INT8 vs FP16 results

eyalhir74 · October 28, 2020, 5:45am

Hi,
I’ve been using the method described in the article below in order to run our network in INT8 instead of FP16. The speedup is really cool, and the visual results (i.e. after I process the network and visualize whats needed) seems to be ok.
However when I start comparing the numerical results between the FP16 and INT8 networks, I see big differences. It seems that the ratio in the numbers is correct, i.e., if the FP16 results contain a sequence of the following numbers, starting from the Xth position: -1.5, 0.34, 0.51, 3.4, -1.7
I’d see a similar sequence in the INT8, but somewhat shifted/scaled/??? such as: -5.2, 0.56, 4.53, -5.1

Is that reasonable? What’s this difference?
Anyone can clarify what exactly happens when the dynamic ranges are set?

https://github.com/NVIDIA/TensorRT/tree/master/samples/opensource/sampleINT8API

thanks
Eyal

AastaLLL · October 28, 2020, 9:51am

Hi,

Calibration is required for the INT8 inference.
Have you generated the INT8 cache based on your model and device first?

Thanks.

eyalhir74 · October 28, 2020, 10:01am

Hi @AastaLLL,
This is what the example says:

One way to choose the dynamic range is to use the TensorRT INT8 calibrator. But if you don’t want to go that route (for example, let’s say you used quantization-aware training or you just want to use the min and max tensor values seen during training), you can skip the INT8 calibration and set custom per-network tensor dynamic ranges… Configuring the builder to use INT8 without the INT8 calibrator…

So I didn’t do a Those are the steps I did:

Take a couple of RGB input pictures
Get a histogram of the values of each layer output in FP16.
Take the min/max values that corresponds to ~99% of the possible output values and used those in the setDynamicRange call for each layer.

The .onnx file is the one used for FP16 - I didn’t touch or retrain it.

Maybe I misunderstood something in the process?

thanks
Eyal

AastaLLL · October 29, 2020, 4:27am

Hi,

The dynamic range is used by the quantization for converting the float value into the integer.
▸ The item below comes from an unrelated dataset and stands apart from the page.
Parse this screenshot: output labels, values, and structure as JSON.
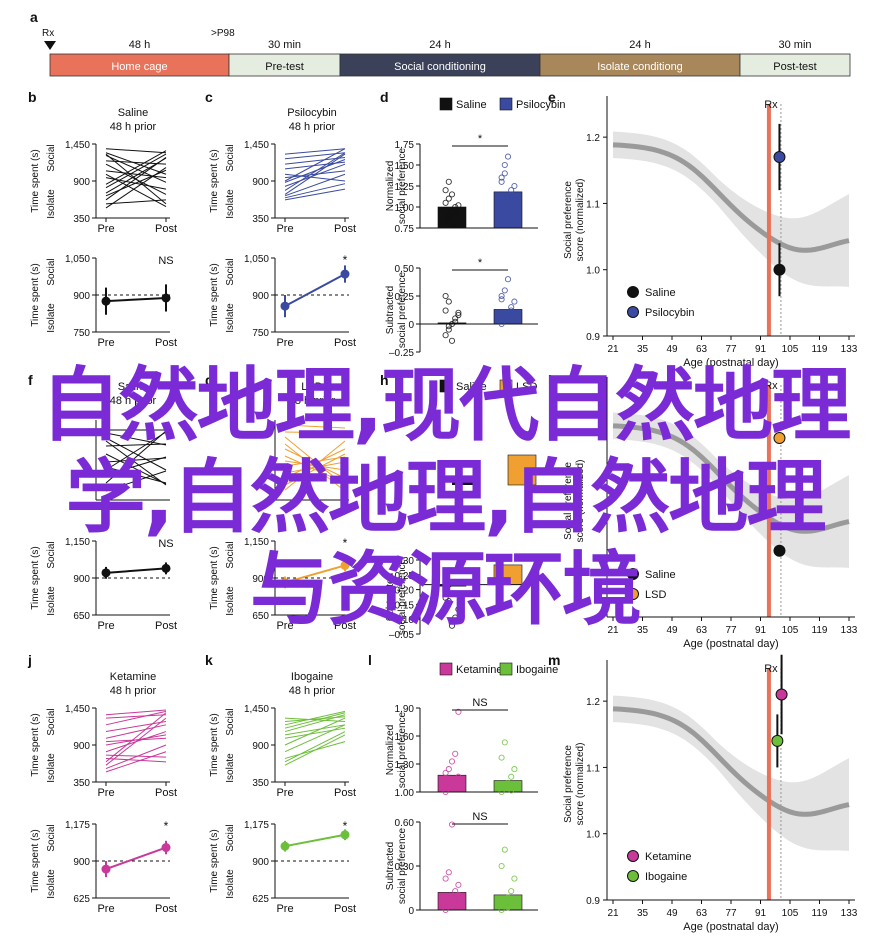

Please noted that the dynamic range for float32 (-3.4x10^38 ~ +3.4x10^38) is much larger than int8(-128 ~ +127).
So it’s important to select the correct dynamic range.

The default range is set based on some general classification model.
If your input data is different from the assumption, you can try the calibration to correct the quantization.

Here is a related talk for your reference:

Thanks.

eyalhir74 · October 29, 2020, 4:50am

Hi @AastaLLL,
Thanks for the prompt answer. I’m converting from FP16 still I realize the difference in the FP16 versus the INT8 range.
Based on analyzing each layer’s FP16 output, I believe I set the dynamic range in a reasonable way - usually -10 to +10 and in some layers -50 to +50. The results seems reasonable.

However there is a discrepancy in the whole network output value range.
I thought there might be something I neglected or did wrong…

I’ll check the talk you’ve specified.

thanks
Eyal